WordPress.org

Making WordPress.org

Opened 5 weeks ago

Last modified 4 weeks ago

#4685 new defect

Disallow /changeset in https://core.trac.wordpress.org/robots.txt

Reported by: jonoaldersonwp Owned by:
Milestone: Priority: lowest
Component: Trac Keywords: seo
Cc:

Description

Add a disallow rule for /changeset.

Change History (6)

#1 @nacin
5 weeks ago

Why would we block changesets from search? They're very valuable.

#2 @jonoaldersonwp
5 weeks ago

Because there are ~13,000 low-quality, undifferentiated, unoptimised pages indexed, sucking value out of the rest of the site.

If somebody's willing to invest radical improvements in the trac site to bring it up to standards, we could get away with having these indexed. In their current state, they're a drain.

Are you suggesting that people search/Google for specific queries, and expect/find these pages? Can you give me some example queries and scenarios?

#3 @dd32
4 weeks ago

I agree, /changeset URLs are useful and valuable. Lets not block them.

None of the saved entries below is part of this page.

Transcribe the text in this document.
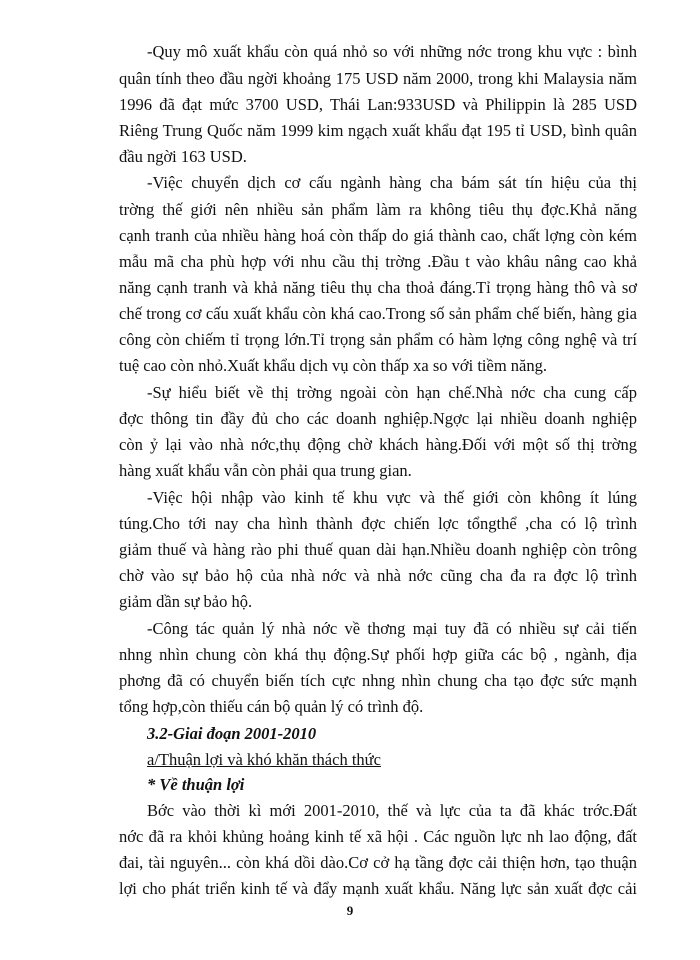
-Quy mô xuất khẩu còn quá nhỏ so với những nớc trong khu vực : bình
quân tính theo đầu ngời khoảng 175 USD năm 2000, trong khi Malaysia năm
1996 đã đạt mức 3700 USD, Thái Lan:933USD và Philippin là 285 USD
Riêng Trung Quốc năm 1999 kim ngạch xuất khẩu đạt 195 tỉ USD, bình quân
đầu ngời 163 USD.
-Việc chuyển dịch cơ cấu ngành hàng cha bám sát tín hiệu của thị
trờng thế giới nên nhiều sản phẩm làm ra không tiêu thụ đợc.Khả năng
cạnh tranh của nhiều hàng hoá còn thấp do giá thành cao, chất lợng còn kém
mẫu mã cha phù hợp với nhu cầu thị trờng .Đầu t vào khâu nâng cao khả
năng cạnh tranh và khả năng tiêu thụ cha thoả đáng.Tỉ trọng hàng thô và sơ
chế trong cơ cấu xuất khẩu còn khá cao.Trong số sản phẩm chế biến, hàng gia
công còn chiếm tỉ trọng lớn.Tỉ trọng sản phẩm có hàm lợng công nghệ và trí
tuệ cao còn nhỏ.Xuất khẩu dịch vụ còn thấp xa so với tiềm năng.
-Sự hiểu biết về thị trờng ngoài còn hạn chế.Nhà nớc cha cung cấp
đợc thông tin đầy đủ cho các doanh nghiệp.Ngợc lại nhiều doanh nghiệp
còn ỷ lại vào nhà nớc,thụ động chờ khách hàng.Đối với một số thị trờng
hàng xuất khẩu vẫn còn phải qua trung gian.
-Việc hội nhập vào kinh tế khu vực và thế giới còn không ít lúng
túng.Cho tới nay cha hình thành đợc chiến lợc tổngthể ,cha có lộ trình
giảm thuế và hàng rào phi thuế quan dài hạn.Nhiều doanh nghiệp còn trông
chờ vào sự bảo hộ của nhà nớc và nhà nớc cũng cha đa ra đợc lộ trình
giảm dần sự bảo hộ.
-Công tác quản lý nhà nớc về thơng mại tuy đã có nhiều sự cải tiến
nhng nhìn chung còn khá thụ động.Sự phối hợp giữa các bộ , ngành, địa
phơng đã có chuyển biến tích cực nhng nhìn chung cha tạo đợc sức mạnh
tổng hợp,còn thiếu cán bộ quản lý có trình độ.
3.2-Giai đoạn 2001-2010
a/Thuận lợi và khó khăn thách thức
* Về thuận lợi
Bớc vào thời kì mới 2001-2010, thế và lực của ta đã khác trớc.Đất
nớc đã ra khỏi khủng hoảng kinh tế xã hội . Các nguồn lực nh lao động, đất
đai, tài nguyên... còn khá dồi dào.Cơ cở hạ tầng đợc cải thiện hơn, tạo thuận
lợi cho phát triển kinh tế và đẩy mạnh xuất khẩu. Năng lực sản xuất đợc cải
9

There's potentially a better request here, which is to noindex the specific files urls on it, such as /changeset/\d+/trunk/..... which are less useful in search results.

#4 @jonoaldersonwp
4 weeks ago

Ok, let's alter the approach to add rules for requests containing:

  • *old_path=
  • /trunk
  • /branches

#5 @dd32
4 weeks ago

So that'd be this then?

  • /changeset/*/old_path=
  • /changeset/*/trunk/
  • /changeset/*/branches/
  • /changeset/*/tag/

Also just noting that currently the robots.txt here is shared with every Trac and SVN instance, and requires a systems request to alter.

#6 @jonoaldersonwp
4 weeks ago

I'm wondering if it'd be easier just to roll these rules out to all Trac/SVN sites.

The 'old path' rule should be /changeset/*old_path=*.

Note: See TracTickets for help on using tickets.